Jeudi, le Rainbow Warrior a fait escale dans le port de Marseille, pour la première fois depuis son blocage par le Syndicat des thoniers méditerranéens (STM), en... 2006.
Le SMT a accepté de rencontrer, vendredi, des représentants de Greenpeace à bord du navire.
Fin août 2006, le président du STM, Mourad Kahoul, et une partie des thoniers-senneurs de son syndicat, s'étaient violemment opposés à la venue du Rainbow Warrior II à Marseille. Le navire était présent pour une campagne d'information sur la pêche au thon rouge, une espèce en danger.

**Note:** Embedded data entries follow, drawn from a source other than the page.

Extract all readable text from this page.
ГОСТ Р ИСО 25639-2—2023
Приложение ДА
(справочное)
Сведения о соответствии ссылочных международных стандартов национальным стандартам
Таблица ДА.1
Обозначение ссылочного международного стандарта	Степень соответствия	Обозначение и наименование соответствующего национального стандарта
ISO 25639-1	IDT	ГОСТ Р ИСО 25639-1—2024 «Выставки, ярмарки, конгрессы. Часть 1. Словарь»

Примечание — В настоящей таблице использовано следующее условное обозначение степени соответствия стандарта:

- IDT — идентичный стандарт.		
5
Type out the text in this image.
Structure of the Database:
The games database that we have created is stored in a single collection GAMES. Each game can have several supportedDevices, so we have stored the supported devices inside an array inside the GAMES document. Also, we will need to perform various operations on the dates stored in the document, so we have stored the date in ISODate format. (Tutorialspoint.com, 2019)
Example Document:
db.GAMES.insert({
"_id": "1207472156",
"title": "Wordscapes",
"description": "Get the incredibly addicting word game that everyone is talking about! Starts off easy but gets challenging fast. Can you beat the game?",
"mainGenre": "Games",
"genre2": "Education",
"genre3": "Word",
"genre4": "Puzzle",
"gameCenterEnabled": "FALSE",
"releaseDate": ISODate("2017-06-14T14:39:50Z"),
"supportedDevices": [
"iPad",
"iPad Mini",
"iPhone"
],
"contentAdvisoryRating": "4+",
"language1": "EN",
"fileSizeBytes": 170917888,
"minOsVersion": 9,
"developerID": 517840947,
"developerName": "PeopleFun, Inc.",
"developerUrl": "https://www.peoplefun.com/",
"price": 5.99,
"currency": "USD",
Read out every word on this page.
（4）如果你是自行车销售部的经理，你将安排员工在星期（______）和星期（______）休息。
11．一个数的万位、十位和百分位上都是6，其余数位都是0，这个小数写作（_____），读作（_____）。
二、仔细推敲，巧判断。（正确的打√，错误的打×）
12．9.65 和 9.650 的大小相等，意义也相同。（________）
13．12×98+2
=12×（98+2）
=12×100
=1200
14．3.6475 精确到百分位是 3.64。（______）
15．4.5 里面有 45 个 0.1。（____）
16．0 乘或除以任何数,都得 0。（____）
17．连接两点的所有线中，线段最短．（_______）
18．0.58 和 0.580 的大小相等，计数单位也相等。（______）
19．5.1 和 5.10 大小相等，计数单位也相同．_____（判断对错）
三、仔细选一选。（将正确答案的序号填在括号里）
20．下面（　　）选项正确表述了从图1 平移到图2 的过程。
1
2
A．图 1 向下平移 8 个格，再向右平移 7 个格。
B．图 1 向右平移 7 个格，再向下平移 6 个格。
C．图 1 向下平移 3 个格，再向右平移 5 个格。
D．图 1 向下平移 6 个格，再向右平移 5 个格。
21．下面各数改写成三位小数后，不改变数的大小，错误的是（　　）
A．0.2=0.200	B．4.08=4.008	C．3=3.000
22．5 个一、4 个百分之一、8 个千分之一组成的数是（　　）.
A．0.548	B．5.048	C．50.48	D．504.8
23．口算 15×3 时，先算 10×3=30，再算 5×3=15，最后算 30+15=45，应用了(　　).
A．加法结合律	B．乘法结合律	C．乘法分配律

Les navires du syndicat avaient encerclé le bateau de Greenpeace, qu'ils avaient menacé de couler.
Pourquoi cette rencontre ?
Selon le STM, l'objectif est "d'informer les militants écologistes et le public au mieux sur les réalités de la pêche thonière, les besoins d'évaluation des stocks de thon rouge, la désinformation et l'importance de la lutte contre la pêche illégale".

Mieux protéger le thon rouge, en accord avec les pêcheurs
François Chartier, chargé de la campagne Océans de Greenpeace, salue la proposition du Grenelle de la mer de classer le thon rouge parmi les espèces protégées de la Convention sur le commerce international des espèces de faune et de flore sauvages menacées d'extinction (CITES).

Après Monaco et la France, plusieurs pays européens (comme le Royaume-Uni, les Pays-Bas, l'Allemagne et l'Autriche) ont apporté leur soutien à cette mesure, affirme t'il.
Si cette proposition est adoptée, les pêcheurs auraient l'interdiction de commercialiser du thon rouge sur le marché international, mais ils pourraient continuer de vendre leur poisson sur le marché national.
Or, il se trouve que « 80% du thon rouge pêché en Méditerranée part au Japon », précise M. Chartier, qui a met en garde contre « un risque imminent d'effondrement des stocks ».